What if the IRS felt like it could prove that the omission was intentional? You could get socked with a 75% civil fraud penalty under section 6663. (This is the most severe civil penalty the IRS can impose short of alleging criminal behavior.)

Willfulness is a higher bar, which is why the IRS tends to stick to 6662 penalties, but not an impossible one: It means the IRS believes the taxpayer knew (or should have known) the position was improper and chose to take it anyway. In that case, you’ll owe $4,691 to the IRS. That’s an extra $1,780 or so purely because the IRS concluded the erroneous position was intentional rather than mistaken. Again, penalty and interest will continue to accrue, and that cost doesn’t take into consideration the expense of paying a tax professional like me to help, or the risk of further scrutiny (if you made the claim again in 2027, expect the IRS to look at that year, too).

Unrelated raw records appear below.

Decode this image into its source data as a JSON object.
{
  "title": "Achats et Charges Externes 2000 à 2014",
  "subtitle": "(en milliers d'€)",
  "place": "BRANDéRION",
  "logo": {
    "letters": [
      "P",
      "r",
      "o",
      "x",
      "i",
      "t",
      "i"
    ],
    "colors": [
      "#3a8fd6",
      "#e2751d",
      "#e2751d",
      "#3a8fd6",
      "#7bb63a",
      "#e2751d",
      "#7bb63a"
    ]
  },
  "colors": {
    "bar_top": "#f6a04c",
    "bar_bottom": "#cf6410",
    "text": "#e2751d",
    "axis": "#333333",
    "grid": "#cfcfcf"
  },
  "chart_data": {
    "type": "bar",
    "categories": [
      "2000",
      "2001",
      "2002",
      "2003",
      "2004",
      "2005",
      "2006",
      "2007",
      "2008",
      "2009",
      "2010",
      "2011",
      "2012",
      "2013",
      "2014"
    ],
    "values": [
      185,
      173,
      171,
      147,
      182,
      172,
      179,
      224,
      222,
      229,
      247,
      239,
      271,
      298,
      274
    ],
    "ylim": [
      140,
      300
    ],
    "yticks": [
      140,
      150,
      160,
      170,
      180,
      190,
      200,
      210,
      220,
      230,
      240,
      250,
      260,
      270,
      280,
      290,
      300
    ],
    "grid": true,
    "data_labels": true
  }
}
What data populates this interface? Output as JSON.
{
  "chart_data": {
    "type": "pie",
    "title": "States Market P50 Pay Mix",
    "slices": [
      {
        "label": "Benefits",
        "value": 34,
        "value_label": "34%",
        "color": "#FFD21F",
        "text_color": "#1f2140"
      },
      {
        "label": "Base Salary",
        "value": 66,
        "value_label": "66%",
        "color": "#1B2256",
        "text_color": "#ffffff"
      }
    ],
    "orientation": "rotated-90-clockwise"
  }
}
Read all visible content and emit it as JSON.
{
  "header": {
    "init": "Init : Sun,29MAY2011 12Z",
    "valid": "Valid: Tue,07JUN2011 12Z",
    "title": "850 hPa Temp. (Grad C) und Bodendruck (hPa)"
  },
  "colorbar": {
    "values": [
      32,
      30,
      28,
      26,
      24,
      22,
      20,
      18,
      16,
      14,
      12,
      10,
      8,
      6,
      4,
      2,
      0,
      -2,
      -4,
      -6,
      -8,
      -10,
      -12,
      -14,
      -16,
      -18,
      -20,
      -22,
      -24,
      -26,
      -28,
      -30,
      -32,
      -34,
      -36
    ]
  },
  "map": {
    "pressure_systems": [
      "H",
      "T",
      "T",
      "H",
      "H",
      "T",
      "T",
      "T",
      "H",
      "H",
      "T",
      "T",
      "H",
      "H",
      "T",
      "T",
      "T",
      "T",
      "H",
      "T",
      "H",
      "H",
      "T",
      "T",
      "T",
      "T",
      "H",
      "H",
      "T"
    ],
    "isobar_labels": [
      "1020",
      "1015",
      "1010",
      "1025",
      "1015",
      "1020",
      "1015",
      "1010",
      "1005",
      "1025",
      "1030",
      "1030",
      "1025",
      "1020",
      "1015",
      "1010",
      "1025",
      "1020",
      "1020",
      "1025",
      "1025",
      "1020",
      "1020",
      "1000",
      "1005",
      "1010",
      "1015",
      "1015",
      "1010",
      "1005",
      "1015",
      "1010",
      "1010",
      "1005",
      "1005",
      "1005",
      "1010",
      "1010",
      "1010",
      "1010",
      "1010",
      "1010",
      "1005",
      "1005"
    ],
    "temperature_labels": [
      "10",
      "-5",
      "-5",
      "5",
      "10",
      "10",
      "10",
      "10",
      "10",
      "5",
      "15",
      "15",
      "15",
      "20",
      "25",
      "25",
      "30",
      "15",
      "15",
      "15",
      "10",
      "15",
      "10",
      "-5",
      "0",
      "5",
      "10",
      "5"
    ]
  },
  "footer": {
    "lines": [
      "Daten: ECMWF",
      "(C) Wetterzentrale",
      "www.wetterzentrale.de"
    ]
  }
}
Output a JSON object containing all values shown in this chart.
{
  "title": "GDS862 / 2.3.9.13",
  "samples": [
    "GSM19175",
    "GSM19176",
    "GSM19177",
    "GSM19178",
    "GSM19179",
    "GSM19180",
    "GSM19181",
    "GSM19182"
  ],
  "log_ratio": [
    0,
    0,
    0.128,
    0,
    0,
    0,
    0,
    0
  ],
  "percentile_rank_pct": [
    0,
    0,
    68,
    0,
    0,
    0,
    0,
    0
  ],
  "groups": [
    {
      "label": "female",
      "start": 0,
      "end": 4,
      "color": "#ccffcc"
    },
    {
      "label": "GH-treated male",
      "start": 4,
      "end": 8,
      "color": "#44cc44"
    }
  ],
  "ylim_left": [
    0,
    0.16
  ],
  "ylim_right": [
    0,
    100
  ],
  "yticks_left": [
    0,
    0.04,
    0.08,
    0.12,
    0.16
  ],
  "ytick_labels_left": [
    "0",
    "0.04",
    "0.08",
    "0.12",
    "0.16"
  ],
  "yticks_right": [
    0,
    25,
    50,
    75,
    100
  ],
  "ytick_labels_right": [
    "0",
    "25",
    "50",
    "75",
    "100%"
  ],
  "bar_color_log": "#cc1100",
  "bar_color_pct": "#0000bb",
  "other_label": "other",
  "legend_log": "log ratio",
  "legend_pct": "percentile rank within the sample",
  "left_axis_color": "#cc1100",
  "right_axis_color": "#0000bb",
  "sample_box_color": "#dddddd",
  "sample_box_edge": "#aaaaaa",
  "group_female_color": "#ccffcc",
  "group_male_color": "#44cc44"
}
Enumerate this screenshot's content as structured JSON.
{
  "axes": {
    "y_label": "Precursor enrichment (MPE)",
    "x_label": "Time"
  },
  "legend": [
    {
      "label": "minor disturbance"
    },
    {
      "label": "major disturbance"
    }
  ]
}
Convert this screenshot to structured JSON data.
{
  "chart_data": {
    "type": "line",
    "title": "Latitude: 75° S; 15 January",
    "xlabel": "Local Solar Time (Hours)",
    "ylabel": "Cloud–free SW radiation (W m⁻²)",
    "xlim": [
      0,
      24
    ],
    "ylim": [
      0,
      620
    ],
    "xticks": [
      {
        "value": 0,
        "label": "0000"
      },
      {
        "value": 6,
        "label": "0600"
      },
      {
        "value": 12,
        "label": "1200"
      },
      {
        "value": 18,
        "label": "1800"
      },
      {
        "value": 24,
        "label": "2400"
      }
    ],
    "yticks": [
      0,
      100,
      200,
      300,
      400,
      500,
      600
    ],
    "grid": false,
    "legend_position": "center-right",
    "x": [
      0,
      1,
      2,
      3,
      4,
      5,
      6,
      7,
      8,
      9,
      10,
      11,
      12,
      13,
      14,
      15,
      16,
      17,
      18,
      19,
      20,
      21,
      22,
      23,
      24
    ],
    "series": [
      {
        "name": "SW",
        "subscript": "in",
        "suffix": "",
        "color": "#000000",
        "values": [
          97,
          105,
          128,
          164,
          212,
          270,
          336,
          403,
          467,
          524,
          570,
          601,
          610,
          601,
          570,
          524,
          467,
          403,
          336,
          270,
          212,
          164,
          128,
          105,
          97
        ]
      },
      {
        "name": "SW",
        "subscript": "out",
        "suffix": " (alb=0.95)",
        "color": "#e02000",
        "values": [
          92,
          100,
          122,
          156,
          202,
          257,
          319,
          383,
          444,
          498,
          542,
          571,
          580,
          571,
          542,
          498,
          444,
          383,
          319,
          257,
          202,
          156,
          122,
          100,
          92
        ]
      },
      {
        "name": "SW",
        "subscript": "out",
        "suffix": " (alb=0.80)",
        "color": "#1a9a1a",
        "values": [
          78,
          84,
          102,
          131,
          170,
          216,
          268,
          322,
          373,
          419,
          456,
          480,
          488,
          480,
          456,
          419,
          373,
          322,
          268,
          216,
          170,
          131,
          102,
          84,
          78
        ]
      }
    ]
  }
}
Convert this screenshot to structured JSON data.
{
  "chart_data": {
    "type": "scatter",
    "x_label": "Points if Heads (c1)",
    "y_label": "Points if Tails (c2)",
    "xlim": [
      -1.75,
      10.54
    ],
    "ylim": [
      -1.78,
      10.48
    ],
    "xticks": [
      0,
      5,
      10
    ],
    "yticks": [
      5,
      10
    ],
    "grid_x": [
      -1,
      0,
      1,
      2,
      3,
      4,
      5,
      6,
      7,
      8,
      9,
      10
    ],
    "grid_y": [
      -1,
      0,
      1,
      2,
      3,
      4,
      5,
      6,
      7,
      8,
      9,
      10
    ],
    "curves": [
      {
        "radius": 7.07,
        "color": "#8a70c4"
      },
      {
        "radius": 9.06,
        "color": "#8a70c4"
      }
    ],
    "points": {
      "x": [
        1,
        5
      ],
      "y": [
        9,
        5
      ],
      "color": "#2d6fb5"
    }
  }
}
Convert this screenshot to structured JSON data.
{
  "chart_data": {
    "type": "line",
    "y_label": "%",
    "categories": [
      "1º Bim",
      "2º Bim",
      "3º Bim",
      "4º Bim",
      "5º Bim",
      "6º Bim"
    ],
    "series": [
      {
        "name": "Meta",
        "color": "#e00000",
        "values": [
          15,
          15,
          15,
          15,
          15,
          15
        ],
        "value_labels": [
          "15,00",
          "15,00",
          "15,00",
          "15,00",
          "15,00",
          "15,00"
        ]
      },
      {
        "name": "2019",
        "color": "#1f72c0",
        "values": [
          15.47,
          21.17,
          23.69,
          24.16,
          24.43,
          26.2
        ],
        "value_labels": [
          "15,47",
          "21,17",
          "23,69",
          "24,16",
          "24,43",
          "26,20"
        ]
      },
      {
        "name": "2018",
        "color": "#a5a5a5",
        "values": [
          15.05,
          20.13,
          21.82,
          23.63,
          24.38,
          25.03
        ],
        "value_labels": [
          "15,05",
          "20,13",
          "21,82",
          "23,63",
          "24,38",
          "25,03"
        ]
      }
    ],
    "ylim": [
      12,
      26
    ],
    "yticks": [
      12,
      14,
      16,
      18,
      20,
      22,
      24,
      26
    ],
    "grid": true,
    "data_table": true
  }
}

What To Do If You Get A Notice

If the IRS sends you a notice, the most important step is to respond promptly. (This is why, when readers ask me for my best advice when dealing with the IRS, I always say to open your mail.)

Read the notice carefully and focus on what the IRS is actually asking for.

If the IRS proposes a change based on information it already has, responding promptly can often resolve the issue without escalation. If the letter says you’re under audit, get organized. Audits are usually limited to specific items, and providing clear, relevant documentation—without over-explaining—is key.

That last bit can be difficult. I almost always advise reaching out to a tax professional to make sure that you provide the IRS exactly what they’re asking for without digging yourself another hole. Returns involving businesses, multiple income streams, or disputed eligibility issues can become complicated quickly. Getting guidance early can reduce stress and stop small issues from becoming expensive ones.

The Big Picture

Most of the time, when the IRS reaches out to taxpayers, it never escalates to a formal audit. Many issues are handled through automated notices and proposed adjustments.

That said, low audit rates don’t protect returns with easily detectable problems. Filing accurately and responding promptly when questions arise does far more to limit risk than relying on the odds alone.